On Ryser's Conjecture for Linear Intersecting Multipartite Hypergraphs

TL;DR

This paper proves Ryser's conjecture for linear intersecting hypergraphs with up to 9 parts, provides counterexamples to a stronger conjecture, and reports computational findings on hypergraph covering and matching numbers.

Contribution

It establishes the conjecture for certain cases, disproves a stronger version, and offers new computational insights into hypergraph structures and their extremal properties.

Findings

Proved Ryser's conjecture for r ≤ 9 in linear intersecting hypergraphs.

Counterexample to Aharoni's stronger conjecture at r=13.

Identified the smallest r for linear intersecting hypergraphs achieving τ=r-1.

Abstract

Ryser conjectured that $\tau\le(r-1)\nu$ for $r$-partite hypergraphs, where $\tau$ is the covering number and $\nu$ is the matching number.
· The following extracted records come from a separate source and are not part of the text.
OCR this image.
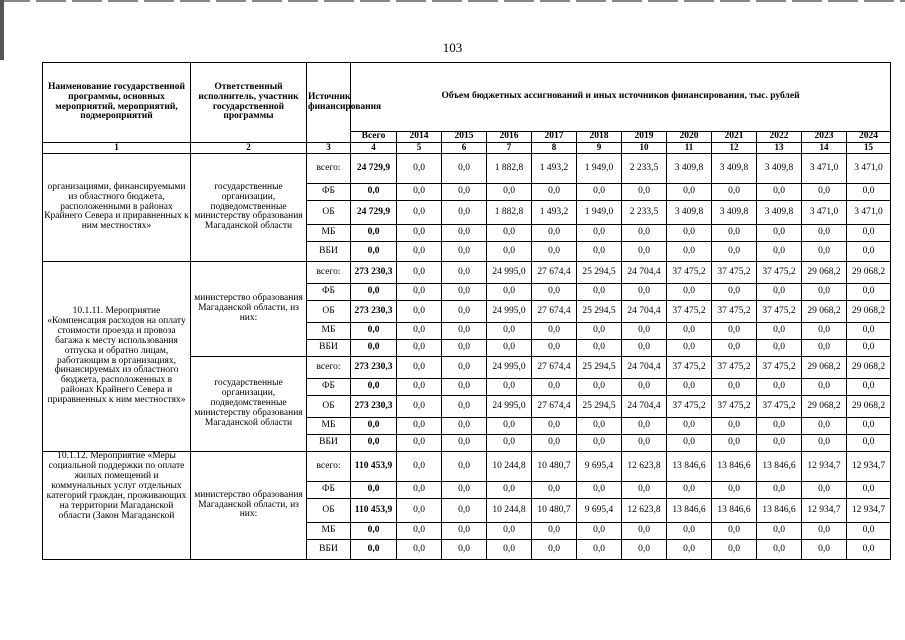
103
Наименование государственной программы, основных мероприятий, мероприятий, подмероприятий	Ответственный исполнитель, участник государственной программы	Источник финансирования	Объем бюджетных ассигнований и иных источников финансирования, тыс. рублей											
			Всего	2014	2015	2016	2017	2018	2019	2020	2021	2022	2023	2024
1	2	3	4	5	6	7	8	9	10	11	12	13	14	15
организациями, финансируемыми из областного бюджета, расположенными в районах Крайнего Севера и приравненных к ним местностях»	государственные организации, подведомственные министерству образования Магаданской области	всего:	24 729,9	0,0	0,0	1 882,8	1 493,2	1 949,0	2 233,5	3 409,8	3 409,8	3 409,8	3 471,0	3 471,0
		ФБ	0,0	0,0	0,0	0,0	0,0	0,0	0,0	0,0	0,0	0,0	0,0	0,0
		ОБ	24 729,9	0,0	0,0	1 882,8	1 493,2	1 949,0	2 233,5	3 409,8	3 409,8	3 409,8	3 471,0	3 471,0
		МБ	0,0	0,0	0,0	0,0	0,0	0,0	0,0	0,0	0,0	0,0	0,0	0,0
		ВБИ	0,0	0,0	0,0	0,0	0,0	0,0	0,0	0,0	0,0	0,0	0,0	0,0
10.1.11. Мероприятие «Компенсация расходов на оплату стоимости проезда и провоза багажа к месту использования отпуска и обратно лицам, работающим в организациях, финансируемых из областного бюджета, расположенных в районах Крайнего Севера и приравненных к ним местностях»	министерство образования Магаданской области, из них:	всего:	273 230,3	0,0	0,0	24 995,0	27 674,4	25 294,5	24 704,4	37 475,2	37 475,2	37 475,2	29 068,2	29 068,2
		ФБ	0,0	0,0	0,0	0,0	0,0	0,0	0,0	0,0	0,0	0,0	0,0	0,0
		ОБ	273 230,3	0,0	0,0	24 995,0	27 674,4	25 294,5	24 704,4	37 475,2	37 475,2	37 475,2	29 068,2	29 068,2
		МБ	0,0	0,0	0,0	0,0	0,0	0,0	0,0	0,0	0,0	0,0	0,0	0,0
		ВБИ	0,0	0,0	0,0	0,0	0,0	0,0	0,0	0,0	0,0	0,0	0,0	0,0
	государственные организации, подведомственные министерству образования Магаданской области	всего:	273 230,3	0,0	0,0	24 995,0	27 674,4	25 294,5	24 704,4	37 475,2	37 475,2	37 475,2	29 068,2	29 068,2
		ФБ	0,0	0,0	0,0	0,0	0,0	0,0	0,0	0,0	0,0	0,0	0,0	0,0
		ОБ	273 230,3	0,0	0,0	24 995,0	27 674,4	25 294,5	24 704,4	37 475,2	37 475,2	37 475,2	29 068,2	29 068,2
		МБ	0,0	0,0	0,0	0,0	0,0	0,0	0,0	0,0	0,0	0,0	0,0	0,0
		ВБИ	0,0	0,0	0,0	0,0	0,0	0,0	0,0	0,0	0,0	0,0	0,0	0,0
10.1.12. Мероприятие «Меры социальной поддержки по оплате жилых помещений и коммунальных услуг отдельных категорий граждан, проживающих на территории Магаданской области (Закон Магаданской	министерство образования Магаданской области, из них:	всего:	110 453,9	0,0	0,0	10 244,8	10 480,7	9 695,4	12 623,8	13 846,6	13 846,6	13 846,6	12 934,7	12 934,7
		ФБ	0,0	0,0	0,0	0,0	0,0	0,0	0,0	0,0	0,0	0,0	0,0	0,0
		ОБ	110 453,9	0,0	0,0	10 244,8	10 480,7	9 695,4	12 623,8	13 846,6	13 846,6	13 846,6	12 934,7	12 934,7
		МБ	0,0	0,0	0,0	0,0	0,0	0,0	0,0	0,0	0,0	0,0	0,0	0,0
		ВБИ	0,0	0,0	0,0	0,0	0,0	0,0	0,0	0,0	0,0	0,0	0,0	0,0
We prove this conjecture for $r\le9$ in the special case of linear intersecting hypergraphs, in other words where every pair of lines meets in exactly one vertex. Aharoni formulated a stronger version of Ryser's conjecture which specified that each $r$-partite hypergraph should have a cover of size $(r-1)\nu$ of a particular form. We provide a counterexample to Aharoni's conjecture with $r=13$ and $\nu=1$. We also report a number of computational results. For $r=7$, we find that there is no linear intersecting hypergraph that achieves the equality $\tau=r-1$ in Ryser's conjecture, although non-linear examples are known. We exhibit intersecting non-linear examples achieving equality for $r\in\{9,13,17\}$. Also, we find that $r=8$ is the smallest value of $r$ for which there exists a linear intersecting $r$-partite hypergraph that achieves $\tau=r-1$ and is not isomorphic to a subhypergraph of a projective plane.